Para este companheiro dos modernistas, todos eles eram judeus ou descendentes de judeus:
de Pessoa a Sá-Carneiro, de Raul Leal a Ferro, de Pacheko a Diogo, e Amadeo, e Almada, e
Alberto Cardoso, Teles Machado, Alice Rey-Colaço, Bernardo Marques - cristãos-novos ou
sefardins sem desculpa... Como, aliás, já o era Columbano, preferido pelos republicanos, ao
contrário de Carlos Reis, preferido pelos monárquicos cristãos-velhos. <Por toda a parte
futuristas, modernistas ou de qualquer modo revolucionários são incontestavelmente de
estirpe judaica. Não exagero>, afiançava Saa, acrescentando: <Em Portugal são eles os hebreus
incircuncisos.> E os novos, de alegre mocidade, alegre inquietação, alegre desespero>
levantam-se e explodem, <com a intensidade dos gases reclusos>

Hostilidade, franca ou manhosa, desinteresse, ignorância, estupidez - em Portugal <era


impossível viver>, concluía Almada, em 26. Uma crise gravíssima, económica, política e
ideológica, abatia-se então sobre ○ Pais, que uma ditadura militar estabilizaria numa situação
conservadora de variados matizes, refletindo, pela direita, a conjuntura internacional

No momento exato da sua eclosão, Guilherme Filipe lançou, em Coimbra, um manifesto


fazendo a apologia duma <Ditadura da Arte e do Bom Gosto> - preocupações bem arredadas
do espírito dos autores do <putsch> militar de 28 de Maio; o folheto foi, porém e
curiosamente, distribuído com a ajuda das forças armadas implicadas no "putsch> 37. Simples
peripécia, em nada a proclamação de Filipe (que logo a seguir voltou para Madrid) influiu no
decorrer dos acontecimentos - artísticos ou políticos ...
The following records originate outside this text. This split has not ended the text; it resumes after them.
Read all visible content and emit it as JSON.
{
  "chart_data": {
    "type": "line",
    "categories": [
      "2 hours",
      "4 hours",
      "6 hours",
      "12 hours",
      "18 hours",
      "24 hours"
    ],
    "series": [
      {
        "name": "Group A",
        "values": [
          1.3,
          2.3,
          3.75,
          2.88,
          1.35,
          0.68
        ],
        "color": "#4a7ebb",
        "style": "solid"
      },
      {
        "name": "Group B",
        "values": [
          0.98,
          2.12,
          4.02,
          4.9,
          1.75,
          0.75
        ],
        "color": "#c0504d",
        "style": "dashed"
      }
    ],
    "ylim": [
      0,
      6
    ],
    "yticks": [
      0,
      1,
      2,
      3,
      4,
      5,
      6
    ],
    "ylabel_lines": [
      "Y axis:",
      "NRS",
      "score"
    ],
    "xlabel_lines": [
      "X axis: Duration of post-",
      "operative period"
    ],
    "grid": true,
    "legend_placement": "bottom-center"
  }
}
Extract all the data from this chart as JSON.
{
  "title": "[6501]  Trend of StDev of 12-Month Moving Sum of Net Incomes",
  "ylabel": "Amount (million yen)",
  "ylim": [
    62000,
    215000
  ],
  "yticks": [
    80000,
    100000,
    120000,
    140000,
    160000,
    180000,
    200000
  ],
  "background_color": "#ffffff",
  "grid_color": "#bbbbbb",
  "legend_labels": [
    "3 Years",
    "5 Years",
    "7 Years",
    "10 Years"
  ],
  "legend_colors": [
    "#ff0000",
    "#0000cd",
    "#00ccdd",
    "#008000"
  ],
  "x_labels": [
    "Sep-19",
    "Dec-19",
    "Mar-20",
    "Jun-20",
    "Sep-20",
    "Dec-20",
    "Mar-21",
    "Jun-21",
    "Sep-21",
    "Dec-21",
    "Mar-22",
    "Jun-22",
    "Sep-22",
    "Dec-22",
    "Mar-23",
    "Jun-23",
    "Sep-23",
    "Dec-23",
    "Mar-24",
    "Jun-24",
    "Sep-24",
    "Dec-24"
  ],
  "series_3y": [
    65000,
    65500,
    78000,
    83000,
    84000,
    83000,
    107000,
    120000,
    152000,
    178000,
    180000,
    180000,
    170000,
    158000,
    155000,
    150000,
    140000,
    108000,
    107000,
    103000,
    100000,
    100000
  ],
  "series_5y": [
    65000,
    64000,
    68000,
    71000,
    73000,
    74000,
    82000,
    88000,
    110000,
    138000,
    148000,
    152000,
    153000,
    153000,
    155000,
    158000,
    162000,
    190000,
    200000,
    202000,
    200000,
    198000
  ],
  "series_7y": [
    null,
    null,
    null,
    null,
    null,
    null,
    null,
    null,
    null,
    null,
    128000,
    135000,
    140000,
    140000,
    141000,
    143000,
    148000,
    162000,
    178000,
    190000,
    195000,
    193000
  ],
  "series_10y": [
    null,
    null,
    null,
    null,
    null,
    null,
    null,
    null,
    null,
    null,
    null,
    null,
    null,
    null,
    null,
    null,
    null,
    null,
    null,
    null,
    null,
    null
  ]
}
Barradas desejara partir em 23 para o Brasil, mas voltara; Viana partiu em 25 para Paris,
Almada abandonou Portugal em 27, no mesmo ano que o jovem Eloy, um para Madrid outro
para Paris e Alemanha. Só António Soares não arredava de Lisboa. Outros, de resto,
regressavam do estrangeiro, por volta de 26: Abel Manta, Dordio Gomes, Diogo de Macedo,
Francisco Franco. Muito do destino de uns e de outros, e da arte portuguesa do decénio
seguinte, decide-se neste jogo de saídas e de entradas.

Almada jurara, em 25, num momento de cólera, nunca mais voltar <a aparecer em público
como artista> 37. Rebentara então o último sonho da sua juventude, no bailado que recusara
violentamente retomar, em situação equívoca, No ano seguinte, definir-se-á o sonho da sua
maturidade com a <descoberta> do políptico de S. Vicente de Fora.